Reduction of Myeloperoxidase Activity by Melatonin and Pycnogenol May Contribute to their Blood Pressure Lowering Effect

To the Editor:

In a recent issue of Hypertension, Rezzani et al reported that 6 weeks of treatment with either melatonin or pycnogenol, a pine bark extract rich in flavonoids, protected structure and function of the microvasculature in spontaneously hypertensive rats and resulted in a reduction in systolic blood pressure.¹ These effects were ascribed to the antioxidant properties of both compounds that reduce oxidative stress and increase the availability of nitric oxide by several mechanisms as depicted in the figure in the accompanying editorial.² We would like to propose reduction of the activity of the oxidative enzyme myeloperoxidase (MPO) as an additional mechanism.
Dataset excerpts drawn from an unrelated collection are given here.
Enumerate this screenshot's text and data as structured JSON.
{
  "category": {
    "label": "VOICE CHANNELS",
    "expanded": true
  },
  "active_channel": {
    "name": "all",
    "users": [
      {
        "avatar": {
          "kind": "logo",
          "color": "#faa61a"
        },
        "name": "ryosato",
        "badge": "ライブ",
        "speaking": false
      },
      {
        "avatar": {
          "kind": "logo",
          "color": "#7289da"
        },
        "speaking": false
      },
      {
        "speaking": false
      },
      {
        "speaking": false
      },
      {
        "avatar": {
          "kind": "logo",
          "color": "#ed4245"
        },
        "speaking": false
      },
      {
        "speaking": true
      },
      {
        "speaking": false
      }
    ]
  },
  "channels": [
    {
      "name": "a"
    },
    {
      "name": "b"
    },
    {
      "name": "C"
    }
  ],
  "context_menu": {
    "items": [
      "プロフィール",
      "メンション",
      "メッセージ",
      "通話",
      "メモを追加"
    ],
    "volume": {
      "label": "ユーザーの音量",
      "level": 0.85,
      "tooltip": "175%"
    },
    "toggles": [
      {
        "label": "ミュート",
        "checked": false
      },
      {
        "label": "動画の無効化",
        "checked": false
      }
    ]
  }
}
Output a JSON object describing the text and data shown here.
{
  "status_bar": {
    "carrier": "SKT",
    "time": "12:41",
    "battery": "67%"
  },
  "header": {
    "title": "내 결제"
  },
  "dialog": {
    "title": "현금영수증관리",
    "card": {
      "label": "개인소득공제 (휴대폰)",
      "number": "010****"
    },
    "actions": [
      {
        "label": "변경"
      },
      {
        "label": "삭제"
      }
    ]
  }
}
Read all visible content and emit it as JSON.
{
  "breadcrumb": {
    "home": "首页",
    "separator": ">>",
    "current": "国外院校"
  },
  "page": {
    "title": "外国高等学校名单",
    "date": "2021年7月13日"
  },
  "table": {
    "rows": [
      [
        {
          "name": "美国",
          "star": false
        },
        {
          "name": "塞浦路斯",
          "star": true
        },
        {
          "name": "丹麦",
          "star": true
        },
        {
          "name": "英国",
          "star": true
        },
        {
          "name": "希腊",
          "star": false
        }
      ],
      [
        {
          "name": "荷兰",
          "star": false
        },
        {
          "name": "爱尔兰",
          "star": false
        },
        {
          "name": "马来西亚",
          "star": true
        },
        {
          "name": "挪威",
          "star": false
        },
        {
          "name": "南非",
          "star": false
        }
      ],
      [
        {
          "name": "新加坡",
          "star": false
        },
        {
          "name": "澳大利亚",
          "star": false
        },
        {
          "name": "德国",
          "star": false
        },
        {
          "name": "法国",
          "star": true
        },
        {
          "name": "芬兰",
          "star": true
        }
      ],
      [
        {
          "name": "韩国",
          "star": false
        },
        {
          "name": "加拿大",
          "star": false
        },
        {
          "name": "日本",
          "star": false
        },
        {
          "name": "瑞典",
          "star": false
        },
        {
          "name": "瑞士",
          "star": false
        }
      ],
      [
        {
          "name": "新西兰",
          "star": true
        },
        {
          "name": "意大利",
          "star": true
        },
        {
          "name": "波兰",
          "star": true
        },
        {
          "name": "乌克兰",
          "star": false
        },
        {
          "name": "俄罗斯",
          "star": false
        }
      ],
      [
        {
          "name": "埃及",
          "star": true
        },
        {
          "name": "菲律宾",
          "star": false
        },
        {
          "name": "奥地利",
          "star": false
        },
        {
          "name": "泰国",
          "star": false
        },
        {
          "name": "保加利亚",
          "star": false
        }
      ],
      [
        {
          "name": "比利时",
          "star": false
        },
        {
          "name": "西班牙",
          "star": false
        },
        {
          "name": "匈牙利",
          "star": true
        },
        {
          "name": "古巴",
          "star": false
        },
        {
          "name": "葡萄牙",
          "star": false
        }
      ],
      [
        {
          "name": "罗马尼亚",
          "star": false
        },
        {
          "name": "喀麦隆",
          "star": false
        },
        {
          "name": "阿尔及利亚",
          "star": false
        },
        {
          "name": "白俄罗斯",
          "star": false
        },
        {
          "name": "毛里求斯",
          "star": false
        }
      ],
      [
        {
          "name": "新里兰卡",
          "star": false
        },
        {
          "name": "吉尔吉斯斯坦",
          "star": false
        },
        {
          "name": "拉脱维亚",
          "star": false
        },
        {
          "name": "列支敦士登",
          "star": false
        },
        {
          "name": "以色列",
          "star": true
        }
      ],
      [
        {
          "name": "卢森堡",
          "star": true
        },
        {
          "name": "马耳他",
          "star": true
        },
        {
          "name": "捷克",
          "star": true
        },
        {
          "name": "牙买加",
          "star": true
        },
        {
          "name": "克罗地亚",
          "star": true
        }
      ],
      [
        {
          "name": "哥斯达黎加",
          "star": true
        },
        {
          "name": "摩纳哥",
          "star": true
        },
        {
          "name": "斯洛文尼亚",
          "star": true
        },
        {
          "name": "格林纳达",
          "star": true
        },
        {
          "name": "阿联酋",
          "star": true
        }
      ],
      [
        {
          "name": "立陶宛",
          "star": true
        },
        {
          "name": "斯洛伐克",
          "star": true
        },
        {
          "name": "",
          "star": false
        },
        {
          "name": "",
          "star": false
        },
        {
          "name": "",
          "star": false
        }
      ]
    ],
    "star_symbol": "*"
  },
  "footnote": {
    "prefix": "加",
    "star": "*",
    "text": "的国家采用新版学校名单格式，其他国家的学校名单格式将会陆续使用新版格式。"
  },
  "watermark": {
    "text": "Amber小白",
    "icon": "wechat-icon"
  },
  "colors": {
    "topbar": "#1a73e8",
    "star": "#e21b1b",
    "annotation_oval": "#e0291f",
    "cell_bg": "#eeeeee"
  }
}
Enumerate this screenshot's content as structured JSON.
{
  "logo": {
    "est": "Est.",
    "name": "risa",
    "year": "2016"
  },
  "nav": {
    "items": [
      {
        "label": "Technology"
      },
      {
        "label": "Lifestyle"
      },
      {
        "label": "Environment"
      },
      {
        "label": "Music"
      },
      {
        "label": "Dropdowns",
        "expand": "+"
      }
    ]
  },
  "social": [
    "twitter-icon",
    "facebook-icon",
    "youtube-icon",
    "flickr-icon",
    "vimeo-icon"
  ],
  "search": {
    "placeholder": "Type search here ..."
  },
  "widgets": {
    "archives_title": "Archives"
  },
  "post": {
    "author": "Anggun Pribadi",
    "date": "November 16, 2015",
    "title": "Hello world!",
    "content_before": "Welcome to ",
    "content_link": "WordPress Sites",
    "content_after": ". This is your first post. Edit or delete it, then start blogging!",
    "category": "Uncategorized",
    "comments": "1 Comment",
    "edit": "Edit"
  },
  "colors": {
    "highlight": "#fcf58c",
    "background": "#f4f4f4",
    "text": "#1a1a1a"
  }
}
MPO, an enzyme linked to both inflammation and oxidative stress, catalyzes the production of hypochlorous acid and a range of other highly reactive species, which, by killing pathogens, play a protective role in the innate immune response. In the vasculature, however, these MPO-derived reactive substances may lead to structural damage and reduce the bioavailability of the endogenous vasodilator nitric oxide. Accordingly, MPO is associated with the initiation and propagation of cardiovascular disease.³ We recently observed a positive association between levels of MPO and both systolic and diastolic blood pressure in a population-based cohort of elderly subjects.⁴ Because hydrogen peroxide is an obligate cosubstrate of MPO, the activity of MPO in the vasculature is enhanced by increased local production of reactive oxygen species. In other words, MPO has the ability to amplify oxidative stress, by using hydrogen peroxide to form reactive oxidant species with a higher oxidative potential. In accordance with this notion, the relationship between MPO and blood pressure was strongest in individuals with features associated with increased oxidative stress, such as obesity, low levels of high-density lipoprotein cholesterol, the metabolic syndrome, and type 2 diabetes.⁴

Interestingly, Galijasevic et al identified melatonin as a potent inhibitor of MPO.⁵ They showed that, at physiological and supplemental concentrations, melatonin interferes with the catalytic activity of MPO by multiple pathways, including switching the activity of MPO from peroxidation to catalase-like activity and conversion of MPO to an inactive form.

Next to inhibition of MPO, melatonin may also reduce the activity of MPO in the vasculature by 2 other mechanisms that may also apply to pycnogenol. First, both compounds are potent scavengers of reactive oxygen species and may thereby limit the production of hydrogen peroxide, the cosubstrate of MPO. Second, the antiinflammatory properties of melatonin and pycnogenol may reduce infiltration of the vascular wall by MPO-secreting leukocytes.

In summary, we propose that, in addition to the mechanisms suggested by Rezzani et al, a reduction of vascular MPO activity likely contributes to the vasoprotective and blood pressure–lowering effects of melatonin and pycnogenol.